Handbuch zur Mittelalter-Numismatik

Lübeck um 1400

© Sebastian Schmidt

Historischer Überblick

Die Geschichte der Münzen in Lübeck um 1400 steht ganz im Zeichen der Hansegeschichte. Die Hanse, eine Organisation von niederdeutschen Fernkaufleuten einerseits und etwa 70 größeren Städten (zuzüglich gut 100 weiteren kleinen Städten) andererseits (Hammel-Kiesow, 10), hatte sich zuvor Mitte des 14. Jahrhunderts gebildet. Auf den Tagfahrten, dem Hauptverständigungsorgan der Hanse, wurden Informationen ausgetauscht und Beschlüsse gefasst, die dann als sogenannte Rezesse niedergeschrieben wurden (Hammel-Kiesow, 70-72).

Lübeck nahm in der Hanse und insbesondere unter den wendischen Hansestädten eine Führungsrolle ein (Hammel-Kiesow, 75-76). Dies spiegelte sich im weiteren Raum Lübeck auch im Münzwesen wieder. Der lübische Münzfuß, der sich gegen Ende des 12. Jahrhunderts herausgebildet hatte und dem die kölnische Mark zugrunde lag, wurde vielfach bei Prägungen im holsteinischen und mecklenburgischen Raum übernommen (Jesse, 83). Hamburg und Lübeck gingen sogar bereits 1255 ein Münzbündnis ein (Jesse, 43).

Der Wendische Münzverein

Im Rezess vom 9. Februar 1379 einigte man sich zum ersten Mal über das Münzwesen, zunächst lediglich zwischen Lübeck, Hamburg und Wismar (Jesse, 87). Dies war zunächst keine große Neuerung, da Hamburg und Lübeck bereits Münzverbündete waren und der zu prägende Wittenpfennig bereits von Lübeck ausgehend von vielen Städten geprägt wurde (Jesse, 238-41), dennoch begründete diese schriftliche Einigung den Wendischen Münzverein (Jesse, 87), der die lübische Münzgeschichte in der folgenden Zeit bestimmen sollte.

In diesem Verein schlossen sich benachbarte Münzstände im Rahmen der Tagfahrten zusammen, vor allem um neue einheitliche Münzprägungen zu beschließen, aber auch um sich beispielsweise bezüglich der Handhabe von Münzvergehen zu einigen (Hanserecesse, I,2, 187-88). Den Kern bildeten die Städte Lübeck, Hamburg, Wismar und Lüneburg, ansonsten war die Beteiligung anderer Städte (beispielsweise Rostocks) eher lose (Hanserecesse, I,2, 187, 275, 399). Diese Prägungen übernahmen aber weiterhin eine Vorbildfunktion auch im holsteinischen und mecklenburgischen Raum (Jesse, 241-49).
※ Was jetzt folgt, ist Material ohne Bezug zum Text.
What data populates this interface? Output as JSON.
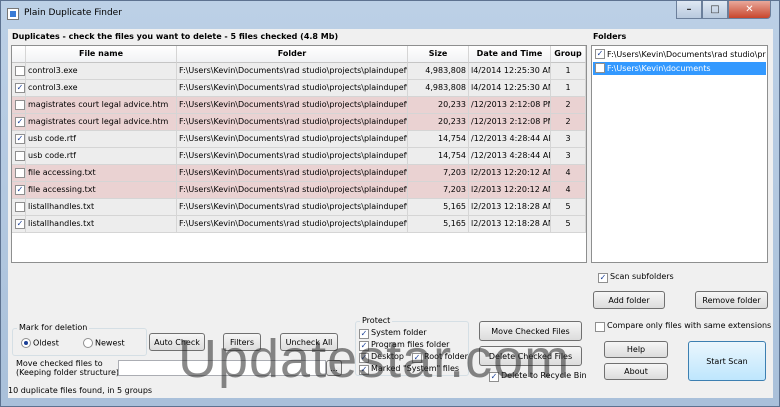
{
  "window": {
    "title": "Plain Duplicate Finder"
  },
  "duplicates_header": "Duplicates - check the files you want to delete - 5 files checked (4.8 Mb)",
  "columns": [
    "File name",
    "Folder",
    "Size",
    "Date and Time",
    "Group"
  ],
  "rows": [
    {
      "checked": false,
      "name": "control3.exe",
      "folder": "F:\\Users\\Kevin\\Documents\\rad studio\\projects\\plaindupefind",
      "size": "4,983,808",
      "date": "l4/2014 12:25:30 AM",
      "group": "1",
      "color": "#ededed"
    },
    {
      "checked": true,
      "name": "control3.exe",
      "folder": "F:\\Users\\Kevin\\Documents\\rad studio\\projects\\plaindupefind",
      "size": "4,983,808",
      "date": "l4/2014 12:25:30 AM",
      "group": "1",
      "color": "#ededed"
    },
    {
      "checked": false,
      "name": "magistrates court   legal advice.htm",
      "folder": "F:\\Users\\Kevin\\Documents\\rad studio\\projects\\plaindupefind",
      "size": "20,233",
      "date": "/12/2013 2:12:08 PM",
      "group": "2",
      "color": "#ead2d2"
    },
    {
      "checked": true,
      "name": "magistrates court   legal advice.htm",
      "folder": "F:\\Users\\Kevin\\Documents\\rad studio\\projects\\plaindupefind",
      "size": "20,233",
      "date": "/12/2013 2:12:08 PM",
      "group": "2",
      "color": "#ead2d2"
    },
    {
      "checked": true,
      "name": "usb code.rtf",
      "folder": "F:\\Users\\Kevin\\Documents\\rad studio\\projects\\plaindupefind",
      "size": "14,754",
      "date": "/12/2013 4:28:44 AM",
      "group": "3",
      "color": "#ededed"
    },
    {
      "checked": false,
      "name": "usb code.rtf",
      "folder": "F:\\Users\\Kevin\\Documents\\rad studio\\projects\\plaindupefind",
      "size": "14,754",
      "date": "/12/2013 4:28:44 AM",
      "group": "3",
      "color": "#ededed"
    },
    {
      "checked": false,
      "name": "file accessing.txt",
      "folder": "F:\\Users\\Kevin\\Documents\\rad studio\\projects\\plaindupefind",
      "size": "7,203",
      "date": "l2/2013 12:20:12 AM",
      "group": "4",
      "color": "#ead2d2"
    },
    {
      "checked": true,
      "name": "file accessing.txt",
      "folder": "F:\\Users\\Kevin\\Documents\\rad studio\\projects\\plaindupefind",
      "size": "7,203",
      "date": "l2/2013 12:20:12 AM",
      "group": "4",
      "color": "#ead2d2"
    },
    {
      "checked": false,
      "name": "listallhandles.txt",
      "folder": "F:\\Users\\Kevin\\Documents\\rad studio\\projects\\plaindupefind",
      "size": "5,165",
      "date": "l2/2013 12:18:28 AM",
      "group": "5",
      "color": "#ededed"
    },
    {
      "checked": true,
      "name": "listallhandles.txt",
      "folder": "F:\\Users\\Kevin\\Documents\\rad studio\\projects\\plaindupefind",
      "size": "5,165",
      "date": "l2/2013 12:18:28 AM",
      "group": "5",
      "color": "#ededed"
    }
  ],
  "folders": {
    "title": "Folders",
    "items": [
      {
        "checked": true,
        "path": "F:\\Users\\Kevin\\Documents\\rad studio\\proje",
        "selected": false
      },
      {
        "checked": false,
        "path": "F:\\Users\\Kevin\\documents",
        "selected": true
      }
    ],
    "scan_subfolders": {
      "label": "Scan subfolders",
      "checked": true
    },
    "add_label": "Add folder",
    "remove_label": "Remove folder"
  },
  "mark": {
    "label": "Mark for deletion",
    "oldest": "Oldest",
    "newest": "Newest",
    "selected": "oldest"
  },
  "buttons": {
    "auto_check": "Auto Check",
    "filters": "Filters",
    "uncheck_all": "Uncheck All",
    "move_checked": "Move Checked Files",
    "delete_checked": "Delete Checked Files",
    "help": "Help",
    "about": "About",
    "start_scan": "Start Scan"
  },
  "move": {
    "label1": "Move checked files to",
    "label2": "(Keeping folder structure)"
  },
  "protect": {
    "label": "Protect",
    "system_folder": "System folder",
    "program_files": "Program files folder",
    "desktop": "Desktop",
    "root_folder": "Root folder",
    "marked_system": "Marked \"System\" files"
  },
  "compare_ext": {
    "label": "Compare only files with same extensions",
    "checked": false
  },
  "recycle": {
    "label": "Delete to Recycle Bin",
    "checked": true
  },
  "status": "10 duplicate files found, in 5 groups",
  "watermark": "Updatestar.com"
}
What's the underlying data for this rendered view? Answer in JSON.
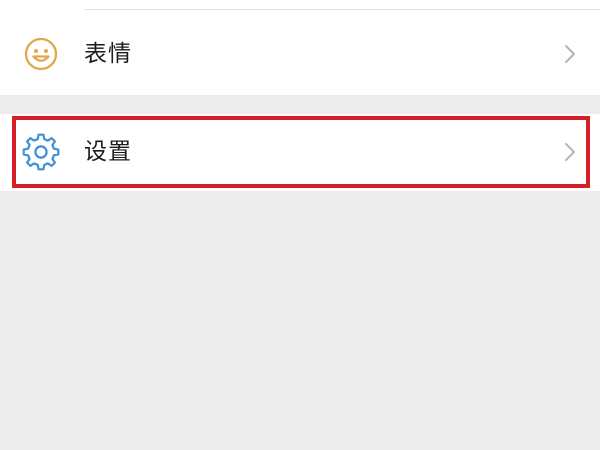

Besonders hervorstechend war in Lübeck die Wittenprägung. Dabei handelte es sich um Vierpfennigstücke, die aufgrund ihres hohen Silbergehalts Witten also Weißpfennige genannt wurden. Zuletzt sei noch erwähnt, dass Lübeck bereits 1340 als erste deutsche Stadt das Recht erhielt Goldmünzen zu prägen. Die Goldmünzen, die nach dem Vorbild der Florentiner Gulden (Florenen) geprägt wurden, waren somit ein praktisches Zahlungsmittel für den internationalen Hansehandel (Jesse, 78).

Abbildung 1: Wittenprägung vor dem Wendischen Münzverein.

Abbildung 2: Wittenprägung nach dem Rezess von 1379.

Abbildung 3: Wittenprägung nach dem Rezess von 1387 (ohne Lübeck).

Abbildung 4: Sechsling und Dreiling nach dem Rezess von 1392.

Abbildung 5: Dreipasswitten, vermutlich nach dem Rezess von 1398.

Abbildung 6: Wittenprägung nach den Rezessen 1410/1411.

Quellen und Literatur

  • Hanserecesse, I. Abt., 2, hrsg.Karl Koppmann, Leipzig 1875.

  • Rolf Hammel-Kiesow, Die Hanse, München 2008 4 Aufl.
  • Wilhelm Jesse, Der Wendische Münzverein, Braunschweig 1928.
  • Die Saurmasche Münzsammlung deutscher, schweizerischer und polnischer Gepräge von etwa dem Beginn der Groschenzeit bis zur Kipperperiode, Berlin 1892.